On ne sait pas toujours ce que l’on fait, on n’est pas toujours le meilleur spectateur, le meilleur lecteur de sa propre écriture. C’est certain que la parole de la nature est toute droite. Si on regardait vraiment la moindre fleur des champs, on aurait honte. Parce que si on la regarde, on voit immédiatement sa générosité. C’est incroyable cette endurance qu’ont les fleurs, dans les prés, jour et nuit. Regardez, je suis enrhumé, un rien m’a enrhumé, mais elles, elles n’ont pas le choix, elles sont là et elles subissent tout. L’avalanche des étoiles, la tourmente des vents, le silence total, l’abandon, la sécheresse, les intempérances du soleil, elles supportent tout et elles continuent de proposer quelque chose de magnifique et de très secret.

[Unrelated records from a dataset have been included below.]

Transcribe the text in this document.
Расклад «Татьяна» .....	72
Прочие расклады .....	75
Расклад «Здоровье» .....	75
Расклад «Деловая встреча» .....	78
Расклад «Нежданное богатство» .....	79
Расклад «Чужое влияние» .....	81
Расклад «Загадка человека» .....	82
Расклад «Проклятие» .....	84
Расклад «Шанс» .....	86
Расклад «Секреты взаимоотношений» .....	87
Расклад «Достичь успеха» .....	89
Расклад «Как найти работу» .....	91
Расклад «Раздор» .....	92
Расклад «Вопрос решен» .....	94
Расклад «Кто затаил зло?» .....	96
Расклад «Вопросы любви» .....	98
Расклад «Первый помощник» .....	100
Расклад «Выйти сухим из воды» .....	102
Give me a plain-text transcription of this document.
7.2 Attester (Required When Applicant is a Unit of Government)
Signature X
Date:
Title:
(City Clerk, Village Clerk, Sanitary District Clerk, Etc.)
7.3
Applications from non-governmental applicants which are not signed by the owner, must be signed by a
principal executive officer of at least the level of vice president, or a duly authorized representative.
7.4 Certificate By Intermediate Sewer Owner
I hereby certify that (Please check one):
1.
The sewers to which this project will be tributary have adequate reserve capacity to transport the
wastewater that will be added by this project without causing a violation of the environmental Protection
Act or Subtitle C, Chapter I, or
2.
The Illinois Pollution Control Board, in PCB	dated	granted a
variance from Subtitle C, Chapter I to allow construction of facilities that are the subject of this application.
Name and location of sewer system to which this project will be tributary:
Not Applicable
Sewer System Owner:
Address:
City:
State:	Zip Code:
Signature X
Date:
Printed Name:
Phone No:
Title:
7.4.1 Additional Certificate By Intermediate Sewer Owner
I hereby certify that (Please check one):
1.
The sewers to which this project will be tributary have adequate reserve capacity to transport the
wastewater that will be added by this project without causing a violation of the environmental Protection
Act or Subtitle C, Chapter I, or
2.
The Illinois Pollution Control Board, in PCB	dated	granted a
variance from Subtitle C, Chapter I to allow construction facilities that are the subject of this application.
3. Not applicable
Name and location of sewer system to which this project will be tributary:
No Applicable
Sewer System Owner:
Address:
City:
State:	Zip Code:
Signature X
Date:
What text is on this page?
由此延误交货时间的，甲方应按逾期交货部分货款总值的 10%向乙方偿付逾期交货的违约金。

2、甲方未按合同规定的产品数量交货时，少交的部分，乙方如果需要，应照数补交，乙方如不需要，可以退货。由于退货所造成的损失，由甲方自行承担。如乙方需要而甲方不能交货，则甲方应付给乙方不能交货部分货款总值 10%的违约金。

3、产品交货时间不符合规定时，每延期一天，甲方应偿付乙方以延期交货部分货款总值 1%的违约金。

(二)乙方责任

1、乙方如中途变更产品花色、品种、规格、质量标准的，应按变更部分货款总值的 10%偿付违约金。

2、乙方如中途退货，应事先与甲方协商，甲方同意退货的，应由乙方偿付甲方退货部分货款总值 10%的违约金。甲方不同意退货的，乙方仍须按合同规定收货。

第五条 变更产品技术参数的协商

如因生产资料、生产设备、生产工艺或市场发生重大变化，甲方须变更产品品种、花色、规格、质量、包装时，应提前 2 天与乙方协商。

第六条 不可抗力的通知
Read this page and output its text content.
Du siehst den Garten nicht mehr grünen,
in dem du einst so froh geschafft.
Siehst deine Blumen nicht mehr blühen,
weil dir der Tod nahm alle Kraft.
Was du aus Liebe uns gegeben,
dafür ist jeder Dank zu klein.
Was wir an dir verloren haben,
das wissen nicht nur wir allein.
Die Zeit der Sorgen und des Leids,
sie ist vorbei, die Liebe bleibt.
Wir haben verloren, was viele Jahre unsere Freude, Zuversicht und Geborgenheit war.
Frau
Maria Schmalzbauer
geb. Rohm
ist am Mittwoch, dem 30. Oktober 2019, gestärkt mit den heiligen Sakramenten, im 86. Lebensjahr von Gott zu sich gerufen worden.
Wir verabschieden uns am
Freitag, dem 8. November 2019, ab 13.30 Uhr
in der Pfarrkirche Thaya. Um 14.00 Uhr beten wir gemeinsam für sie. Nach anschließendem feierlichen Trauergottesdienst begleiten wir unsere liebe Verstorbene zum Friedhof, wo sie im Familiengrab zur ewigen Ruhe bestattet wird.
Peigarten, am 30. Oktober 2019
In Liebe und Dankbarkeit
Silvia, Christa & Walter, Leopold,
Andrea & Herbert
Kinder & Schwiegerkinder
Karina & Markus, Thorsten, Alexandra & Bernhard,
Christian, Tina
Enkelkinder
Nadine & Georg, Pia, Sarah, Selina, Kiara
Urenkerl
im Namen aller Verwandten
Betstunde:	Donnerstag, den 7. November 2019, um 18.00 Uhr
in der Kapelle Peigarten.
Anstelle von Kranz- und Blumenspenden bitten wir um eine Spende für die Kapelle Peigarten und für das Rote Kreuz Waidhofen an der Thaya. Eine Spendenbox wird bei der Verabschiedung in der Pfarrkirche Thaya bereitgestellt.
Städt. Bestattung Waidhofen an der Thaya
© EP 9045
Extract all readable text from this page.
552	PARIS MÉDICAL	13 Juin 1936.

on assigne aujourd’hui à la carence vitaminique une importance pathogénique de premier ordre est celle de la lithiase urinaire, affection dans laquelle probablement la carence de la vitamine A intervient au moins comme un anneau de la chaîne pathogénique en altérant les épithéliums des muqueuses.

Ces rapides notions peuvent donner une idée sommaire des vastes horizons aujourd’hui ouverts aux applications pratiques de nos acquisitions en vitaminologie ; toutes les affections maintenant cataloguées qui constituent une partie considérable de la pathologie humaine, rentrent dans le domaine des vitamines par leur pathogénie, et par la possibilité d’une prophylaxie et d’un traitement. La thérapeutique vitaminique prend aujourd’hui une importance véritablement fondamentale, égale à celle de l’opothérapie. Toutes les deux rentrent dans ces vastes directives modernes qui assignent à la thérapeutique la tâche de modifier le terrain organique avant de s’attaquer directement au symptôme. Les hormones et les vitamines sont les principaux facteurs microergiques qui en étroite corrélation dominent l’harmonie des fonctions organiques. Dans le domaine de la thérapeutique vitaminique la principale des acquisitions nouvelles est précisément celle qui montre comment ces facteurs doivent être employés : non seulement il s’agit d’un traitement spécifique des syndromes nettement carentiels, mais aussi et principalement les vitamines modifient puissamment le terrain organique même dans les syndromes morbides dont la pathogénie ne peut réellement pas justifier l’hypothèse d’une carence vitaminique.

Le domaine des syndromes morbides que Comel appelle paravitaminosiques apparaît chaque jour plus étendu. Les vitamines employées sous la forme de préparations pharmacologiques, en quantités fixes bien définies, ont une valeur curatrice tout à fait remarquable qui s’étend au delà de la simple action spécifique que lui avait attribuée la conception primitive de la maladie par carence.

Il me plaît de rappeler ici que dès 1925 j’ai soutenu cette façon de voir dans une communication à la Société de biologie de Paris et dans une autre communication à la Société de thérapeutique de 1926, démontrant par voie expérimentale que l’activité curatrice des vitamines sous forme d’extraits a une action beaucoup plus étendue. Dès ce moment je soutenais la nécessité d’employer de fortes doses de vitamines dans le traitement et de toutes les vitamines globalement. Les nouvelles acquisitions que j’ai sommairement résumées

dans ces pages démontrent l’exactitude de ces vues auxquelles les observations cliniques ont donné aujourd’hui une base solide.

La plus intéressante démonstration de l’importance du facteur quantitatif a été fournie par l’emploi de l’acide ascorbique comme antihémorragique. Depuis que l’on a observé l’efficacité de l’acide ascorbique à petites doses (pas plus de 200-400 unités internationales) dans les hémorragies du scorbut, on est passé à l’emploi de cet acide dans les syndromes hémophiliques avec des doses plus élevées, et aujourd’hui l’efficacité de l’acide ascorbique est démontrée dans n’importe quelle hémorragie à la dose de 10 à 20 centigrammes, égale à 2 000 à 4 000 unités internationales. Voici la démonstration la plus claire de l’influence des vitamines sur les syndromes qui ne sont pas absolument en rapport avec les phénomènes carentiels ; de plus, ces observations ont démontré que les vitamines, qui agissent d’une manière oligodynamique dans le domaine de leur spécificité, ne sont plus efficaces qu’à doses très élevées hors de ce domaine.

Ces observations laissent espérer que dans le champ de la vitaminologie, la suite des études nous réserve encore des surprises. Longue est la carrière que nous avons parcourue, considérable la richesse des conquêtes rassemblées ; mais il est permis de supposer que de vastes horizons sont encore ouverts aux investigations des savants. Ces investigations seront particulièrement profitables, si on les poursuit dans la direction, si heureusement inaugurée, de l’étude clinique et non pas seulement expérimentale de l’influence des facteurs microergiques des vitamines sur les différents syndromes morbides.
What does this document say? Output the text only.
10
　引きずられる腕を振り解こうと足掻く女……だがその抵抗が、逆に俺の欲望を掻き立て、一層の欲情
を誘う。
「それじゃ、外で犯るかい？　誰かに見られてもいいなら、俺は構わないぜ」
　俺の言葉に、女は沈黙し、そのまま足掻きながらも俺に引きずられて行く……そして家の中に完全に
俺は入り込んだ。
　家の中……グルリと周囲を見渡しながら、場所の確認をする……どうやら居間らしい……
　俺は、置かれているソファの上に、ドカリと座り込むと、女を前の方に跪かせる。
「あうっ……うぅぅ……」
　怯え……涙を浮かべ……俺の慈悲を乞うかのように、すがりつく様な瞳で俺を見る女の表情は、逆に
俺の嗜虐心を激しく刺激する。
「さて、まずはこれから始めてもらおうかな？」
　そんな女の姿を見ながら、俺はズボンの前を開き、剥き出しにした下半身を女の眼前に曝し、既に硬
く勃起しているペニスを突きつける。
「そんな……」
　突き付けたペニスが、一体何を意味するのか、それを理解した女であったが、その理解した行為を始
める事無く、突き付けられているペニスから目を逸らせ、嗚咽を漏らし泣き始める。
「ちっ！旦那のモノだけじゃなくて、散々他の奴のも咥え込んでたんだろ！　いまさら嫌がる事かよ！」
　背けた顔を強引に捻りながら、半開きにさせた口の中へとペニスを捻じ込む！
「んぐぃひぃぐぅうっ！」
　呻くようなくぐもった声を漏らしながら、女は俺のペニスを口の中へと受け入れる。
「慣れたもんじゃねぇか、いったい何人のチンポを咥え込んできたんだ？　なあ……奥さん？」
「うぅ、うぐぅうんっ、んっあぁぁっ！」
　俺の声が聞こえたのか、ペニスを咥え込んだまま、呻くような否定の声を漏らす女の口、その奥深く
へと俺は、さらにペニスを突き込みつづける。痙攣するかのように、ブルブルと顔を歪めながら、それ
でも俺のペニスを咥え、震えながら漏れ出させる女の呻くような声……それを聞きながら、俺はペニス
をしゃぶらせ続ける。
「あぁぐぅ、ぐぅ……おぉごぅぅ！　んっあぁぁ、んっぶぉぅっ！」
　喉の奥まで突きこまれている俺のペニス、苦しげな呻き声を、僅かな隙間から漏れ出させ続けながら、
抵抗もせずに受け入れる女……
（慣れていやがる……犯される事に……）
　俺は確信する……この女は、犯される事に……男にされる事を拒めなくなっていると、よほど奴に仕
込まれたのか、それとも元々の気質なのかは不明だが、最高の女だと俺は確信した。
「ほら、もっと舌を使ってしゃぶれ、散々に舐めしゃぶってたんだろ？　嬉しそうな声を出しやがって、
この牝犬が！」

Mais c’est un secret qui est exposé au vu et au su de tous. C’est quelque chose de très précieux et de très secret qui est proposé au premier promeneur venu. Il n’y a pas de livre plus riche que celui des forêts, des prés, des campagnes, voire même des jardins, voire même - car c’est un peu ma fleur emblématique, fétiche - les pissenlits, qui réussissent à pousser par les fissures des trottoirs des rues. Il n’y a pas de livre plus riche que celui-là et c’est une parole qui est illuminée, très modeste, très profonde et qui ne désespère pas de ne pas être lue.


C’est une parole qui attend qu’on l’entende, tout simplement. C’est le livre le plus profond qui soit. Et on l’a toujours à disposition, même dans une ville comme Paris : il suffit de lever la tête, on a toujours du ciel et il y a énormément à lire, à entendre et à recevoir de cette incroyable légèreté, de cette allure insouciante des nuages qui passent par-dessus les immeubles hausmanniens. Les nuages passent, les immeubles restent, mais ce sont les nuages qui, parce qu’ils passent, disent la chose la plus importante.